US 12,475,407 B2
Predicting topic sentiment using a machine learning model trained with observations in which the topics are masked
Guilford T. Parsons, Seattle, WA (US); and Kaitlin Claveau, Westminster, CO (US)
Assigned to Providence St. Joseph Health, Renton, WA (US)
Filed by Providence St. Joseph Health, Seattle, WA (US)
Filed on Oct. 27, 2020, as Appl. No. 17/081,277.
Prior Publication US 2022/0129784 A1, Apr. 28, 2022
Int. Cl. G06N 20/00 (2019.01); G06F 40/40 (2020.01); G16H 10/20 (2018.01); G16H 50/20 (2018.01)

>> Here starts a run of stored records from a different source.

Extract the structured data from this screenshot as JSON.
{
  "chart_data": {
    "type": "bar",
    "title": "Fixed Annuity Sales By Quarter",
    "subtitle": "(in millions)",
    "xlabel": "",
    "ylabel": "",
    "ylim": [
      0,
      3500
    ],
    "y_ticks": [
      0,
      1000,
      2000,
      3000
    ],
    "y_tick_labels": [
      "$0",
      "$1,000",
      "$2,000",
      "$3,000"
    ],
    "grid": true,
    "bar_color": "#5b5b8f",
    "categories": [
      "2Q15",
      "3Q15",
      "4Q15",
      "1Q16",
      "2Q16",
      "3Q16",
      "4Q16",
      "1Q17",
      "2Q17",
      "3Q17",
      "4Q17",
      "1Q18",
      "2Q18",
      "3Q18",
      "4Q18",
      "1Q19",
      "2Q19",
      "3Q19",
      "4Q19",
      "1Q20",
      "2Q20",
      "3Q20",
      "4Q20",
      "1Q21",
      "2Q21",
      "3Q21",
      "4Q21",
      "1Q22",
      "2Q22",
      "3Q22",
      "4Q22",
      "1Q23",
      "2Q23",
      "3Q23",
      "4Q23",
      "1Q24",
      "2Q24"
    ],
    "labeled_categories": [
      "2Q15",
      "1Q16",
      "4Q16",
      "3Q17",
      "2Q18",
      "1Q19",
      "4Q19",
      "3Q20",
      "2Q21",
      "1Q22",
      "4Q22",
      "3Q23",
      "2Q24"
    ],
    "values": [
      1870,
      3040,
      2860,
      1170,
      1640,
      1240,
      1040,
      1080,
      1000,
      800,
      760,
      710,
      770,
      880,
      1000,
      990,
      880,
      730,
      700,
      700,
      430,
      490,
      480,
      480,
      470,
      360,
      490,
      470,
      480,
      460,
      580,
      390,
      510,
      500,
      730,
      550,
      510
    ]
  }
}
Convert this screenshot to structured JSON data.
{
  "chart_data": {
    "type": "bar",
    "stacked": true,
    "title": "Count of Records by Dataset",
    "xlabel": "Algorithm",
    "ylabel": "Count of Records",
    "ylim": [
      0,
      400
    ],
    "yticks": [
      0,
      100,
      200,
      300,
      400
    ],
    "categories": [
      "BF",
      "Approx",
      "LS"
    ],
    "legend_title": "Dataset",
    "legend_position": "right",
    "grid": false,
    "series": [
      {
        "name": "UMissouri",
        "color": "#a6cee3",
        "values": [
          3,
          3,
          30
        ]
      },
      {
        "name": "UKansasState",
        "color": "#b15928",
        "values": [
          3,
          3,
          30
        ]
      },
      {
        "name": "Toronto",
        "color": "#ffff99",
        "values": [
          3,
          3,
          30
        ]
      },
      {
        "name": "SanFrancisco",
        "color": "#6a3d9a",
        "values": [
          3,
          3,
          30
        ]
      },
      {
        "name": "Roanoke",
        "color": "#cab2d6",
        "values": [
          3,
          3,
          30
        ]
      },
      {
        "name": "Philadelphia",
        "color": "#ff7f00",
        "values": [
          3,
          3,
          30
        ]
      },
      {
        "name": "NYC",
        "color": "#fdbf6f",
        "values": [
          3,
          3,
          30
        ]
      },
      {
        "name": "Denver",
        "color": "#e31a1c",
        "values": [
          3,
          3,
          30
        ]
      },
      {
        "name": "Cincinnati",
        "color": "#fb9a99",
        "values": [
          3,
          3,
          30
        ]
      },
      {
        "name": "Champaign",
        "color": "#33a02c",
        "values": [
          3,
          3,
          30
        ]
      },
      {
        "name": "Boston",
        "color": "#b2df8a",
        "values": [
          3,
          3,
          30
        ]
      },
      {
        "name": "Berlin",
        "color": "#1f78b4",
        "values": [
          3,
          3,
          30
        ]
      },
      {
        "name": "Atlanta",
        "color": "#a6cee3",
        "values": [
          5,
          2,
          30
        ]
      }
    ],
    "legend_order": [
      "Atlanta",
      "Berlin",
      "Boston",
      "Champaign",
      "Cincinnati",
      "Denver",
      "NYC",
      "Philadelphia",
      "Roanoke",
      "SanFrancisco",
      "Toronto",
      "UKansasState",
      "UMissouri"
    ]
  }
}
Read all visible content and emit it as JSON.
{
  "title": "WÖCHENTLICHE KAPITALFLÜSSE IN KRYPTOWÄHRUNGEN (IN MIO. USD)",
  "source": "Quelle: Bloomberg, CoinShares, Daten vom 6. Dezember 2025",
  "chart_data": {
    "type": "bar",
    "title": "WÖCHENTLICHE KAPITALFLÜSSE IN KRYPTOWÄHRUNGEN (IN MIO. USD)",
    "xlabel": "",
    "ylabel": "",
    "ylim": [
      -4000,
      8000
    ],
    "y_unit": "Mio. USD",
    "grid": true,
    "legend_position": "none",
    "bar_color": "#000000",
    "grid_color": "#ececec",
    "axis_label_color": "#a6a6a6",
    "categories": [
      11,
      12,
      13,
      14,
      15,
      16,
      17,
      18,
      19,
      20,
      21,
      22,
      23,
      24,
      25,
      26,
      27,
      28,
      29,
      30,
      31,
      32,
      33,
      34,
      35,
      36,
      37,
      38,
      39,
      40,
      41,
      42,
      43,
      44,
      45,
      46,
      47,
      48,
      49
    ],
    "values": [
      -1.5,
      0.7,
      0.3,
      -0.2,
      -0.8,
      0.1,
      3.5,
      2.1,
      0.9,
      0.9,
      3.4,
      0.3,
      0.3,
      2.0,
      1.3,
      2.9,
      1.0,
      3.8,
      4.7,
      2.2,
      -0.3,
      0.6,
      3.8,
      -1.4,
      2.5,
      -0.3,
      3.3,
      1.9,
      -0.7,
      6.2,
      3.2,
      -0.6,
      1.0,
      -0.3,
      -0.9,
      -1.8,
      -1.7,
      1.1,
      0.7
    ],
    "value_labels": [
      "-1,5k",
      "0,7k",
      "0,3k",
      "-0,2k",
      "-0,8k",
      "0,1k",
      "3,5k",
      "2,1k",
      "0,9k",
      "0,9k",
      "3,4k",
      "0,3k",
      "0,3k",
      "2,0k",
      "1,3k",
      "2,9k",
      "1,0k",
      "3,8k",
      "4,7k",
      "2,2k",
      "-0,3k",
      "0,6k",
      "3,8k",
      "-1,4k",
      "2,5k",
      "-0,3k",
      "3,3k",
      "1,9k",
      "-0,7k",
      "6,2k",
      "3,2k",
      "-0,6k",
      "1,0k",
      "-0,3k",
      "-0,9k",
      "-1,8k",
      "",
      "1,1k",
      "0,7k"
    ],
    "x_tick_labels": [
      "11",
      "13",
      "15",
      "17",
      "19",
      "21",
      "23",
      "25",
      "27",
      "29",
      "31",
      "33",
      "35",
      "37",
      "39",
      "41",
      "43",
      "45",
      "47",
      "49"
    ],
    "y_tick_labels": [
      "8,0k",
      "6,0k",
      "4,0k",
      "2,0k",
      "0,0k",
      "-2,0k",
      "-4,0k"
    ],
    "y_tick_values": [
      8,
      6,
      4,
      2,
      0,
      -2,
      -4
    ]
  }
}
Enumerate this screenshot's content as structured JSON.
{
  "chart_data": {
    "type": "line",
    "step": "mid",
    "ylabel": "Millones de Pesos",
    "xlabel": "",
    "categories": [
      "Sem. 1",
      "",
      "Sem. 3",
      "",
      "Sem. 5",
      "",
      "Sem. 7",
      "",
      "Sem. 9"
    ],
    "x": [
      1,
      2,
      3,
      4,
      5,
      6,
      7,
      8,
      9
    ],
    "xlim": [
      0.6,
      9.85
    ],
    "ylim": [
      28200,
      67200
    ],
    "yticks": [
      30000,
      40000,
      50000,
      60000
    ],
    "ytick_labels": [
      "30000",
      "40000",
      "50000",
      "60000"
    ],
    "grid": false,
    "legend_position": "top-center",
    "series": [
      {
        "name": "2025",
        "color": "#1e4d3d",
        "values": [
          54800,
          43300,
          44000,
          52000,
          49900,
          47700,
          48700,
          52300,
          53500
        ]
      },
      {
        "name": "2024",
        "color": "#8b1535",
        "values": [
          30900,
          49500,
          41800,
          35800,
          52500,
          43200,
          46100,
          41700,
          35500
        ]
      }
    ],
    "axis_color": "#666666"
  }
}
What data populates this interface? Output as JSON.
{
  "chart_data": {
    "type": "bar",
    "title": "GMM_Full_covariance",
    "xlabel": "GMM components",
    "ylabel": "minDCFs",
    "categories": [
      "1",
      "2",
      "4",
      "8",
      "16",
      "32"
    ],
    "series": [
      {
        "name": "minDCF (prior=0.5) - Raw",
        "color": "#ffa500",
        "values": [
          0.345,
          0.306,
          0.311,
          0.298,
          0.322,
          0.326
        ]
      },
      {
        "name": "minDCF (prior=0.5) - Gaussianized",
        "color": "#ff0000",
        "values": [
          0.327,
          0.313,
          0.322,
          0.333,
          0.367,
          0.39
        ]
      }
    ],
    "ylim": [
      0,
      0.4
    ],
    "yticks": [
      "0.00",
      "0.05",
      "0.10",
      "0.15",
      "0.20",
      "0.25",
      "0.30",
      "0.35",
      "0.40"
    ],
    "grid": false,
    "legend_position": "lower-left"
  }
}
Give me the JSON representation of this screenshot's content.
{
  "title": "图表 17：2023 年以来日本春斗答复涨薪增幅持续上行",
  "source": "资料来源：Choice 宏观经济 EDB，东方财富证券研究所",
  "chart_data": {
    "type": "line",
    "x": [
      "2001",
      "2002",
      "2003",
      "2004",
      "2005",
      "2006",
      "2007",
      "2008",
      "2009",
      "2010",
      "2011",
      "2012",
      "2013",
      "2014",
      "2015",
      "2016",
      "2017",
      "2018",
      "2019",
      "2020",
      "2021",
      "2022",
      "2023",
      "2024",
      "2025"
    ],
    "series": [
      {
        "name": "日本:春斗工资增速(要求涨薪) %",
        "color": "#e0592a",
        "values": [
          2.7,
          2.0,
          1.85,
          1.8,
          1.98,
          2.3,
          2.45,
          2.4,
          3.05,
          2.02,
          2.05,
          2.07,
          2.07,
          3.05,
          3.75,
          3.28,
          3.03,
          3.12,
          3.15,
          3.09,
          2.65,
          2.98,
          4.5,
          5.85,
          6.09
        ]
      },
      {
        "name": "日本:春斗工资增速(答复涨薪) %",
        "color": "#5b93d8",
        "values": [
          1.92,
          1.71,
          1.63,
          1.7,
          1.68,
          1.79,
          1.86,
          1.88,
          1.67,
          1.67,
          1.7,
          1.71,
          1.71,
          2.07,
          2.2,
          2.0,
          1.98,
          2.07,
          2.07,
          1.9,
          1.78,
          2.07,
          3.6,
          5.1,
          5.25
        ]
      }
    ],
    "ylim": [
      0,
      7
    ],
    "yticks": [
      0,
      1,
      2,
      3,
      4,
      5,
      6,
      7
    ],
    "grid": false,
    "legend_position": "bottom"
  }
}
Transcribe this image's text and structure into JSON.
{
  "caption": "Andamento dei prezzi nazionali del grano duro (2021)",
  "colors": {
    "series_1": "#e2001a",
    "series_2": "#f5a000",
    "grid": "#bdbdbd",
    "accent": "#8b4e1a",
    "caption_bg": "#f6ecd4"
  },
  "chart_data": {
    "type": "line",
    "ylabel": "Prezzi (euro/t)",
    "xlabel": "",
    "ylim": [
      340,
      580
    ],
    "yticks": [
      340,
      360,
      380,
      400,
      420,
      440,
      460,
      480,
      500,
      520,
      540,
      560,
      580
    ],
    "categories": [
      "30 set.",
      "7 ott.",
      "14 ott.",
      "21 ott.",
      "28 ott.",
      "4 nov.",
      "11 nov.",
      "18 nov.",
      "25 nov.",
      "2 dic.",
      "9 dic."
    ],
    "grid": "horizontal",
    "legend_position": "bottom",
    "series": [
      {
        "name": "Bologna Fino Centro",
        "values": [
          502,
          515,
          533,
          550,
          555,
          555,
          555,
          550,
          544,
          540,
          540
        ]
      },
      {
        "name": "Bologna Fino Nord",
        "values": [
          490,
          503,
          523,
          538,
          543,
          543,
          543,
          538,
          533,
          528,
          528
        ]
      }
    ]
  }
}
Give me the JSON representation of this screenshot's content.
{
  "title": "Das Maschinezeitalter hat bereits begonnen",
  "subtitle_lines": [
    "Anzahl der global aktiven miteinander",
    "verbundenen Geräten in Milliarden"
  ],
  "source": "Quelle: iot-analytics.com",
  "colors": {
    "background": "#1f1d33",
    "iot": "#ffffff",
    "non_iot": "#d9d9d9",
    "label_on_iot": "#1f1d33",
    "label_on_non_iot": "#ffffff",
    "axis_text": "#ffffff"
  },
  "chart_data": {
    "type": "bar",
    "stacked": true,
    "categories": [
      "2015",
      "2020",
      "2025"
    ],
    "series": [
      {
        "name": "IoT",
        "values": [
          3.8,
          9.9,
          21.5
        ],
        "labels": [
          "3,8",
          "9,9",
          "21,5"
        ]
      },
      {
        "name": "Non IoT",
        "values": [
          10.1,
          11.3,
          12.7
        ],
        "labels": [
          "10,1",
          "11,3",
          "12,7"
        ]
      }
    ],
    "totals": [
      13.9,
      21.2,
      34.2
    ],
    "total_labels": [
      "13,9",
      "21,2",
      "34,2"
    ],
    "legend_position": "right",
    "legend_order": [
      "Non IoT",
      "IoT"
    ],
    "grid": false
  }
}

CPC G06N 20/00 (2019.01) [G06F 40/40 (2020.01); G16H 10/20 (2018.01); G16H 50/20 (2018.01)] 11 Claims
OG exemplary drawing
 
8. A system comprising:
at least one processor; and
at least one memory, the at least one memory not constituting a transitory propagating data signal, wherein the at least one memory is configured to cause the at least one processor to:
receive a plurality of training natural-language text strings;
identify one or more noun phrases in each of the plurality of training natural-language text strings;
determine one or more sentiment-qualified topics based on the one or more noun phrases;
determine an entity class for each of the one or more sentiment-qualified topics:
modify each training natural-language text string to preserve a location of each sentiment-qualified topic in each training natural-language text string while replacing all information about an identity of each sentiment-qualified topic;
use the modified plurality of training natural-language strings and the entity class for each of the one or more sentiment-qualified topics to train a machine learning model to determine a sentiment of each sentiment-qualified topic by at least performing a largest-first comparison of substrings of each of the plurality of training natural-language text strings to identify longer, multi-word topics to an exclusion of included shorter topics, and comparing the longer, multi-word topics to a list of topics or named entities specified for a domain; and
store the sentiment with each training natural-language text string by restoring the identity and using the location associated with each sentiment-qualified topic in each training natural-language text string.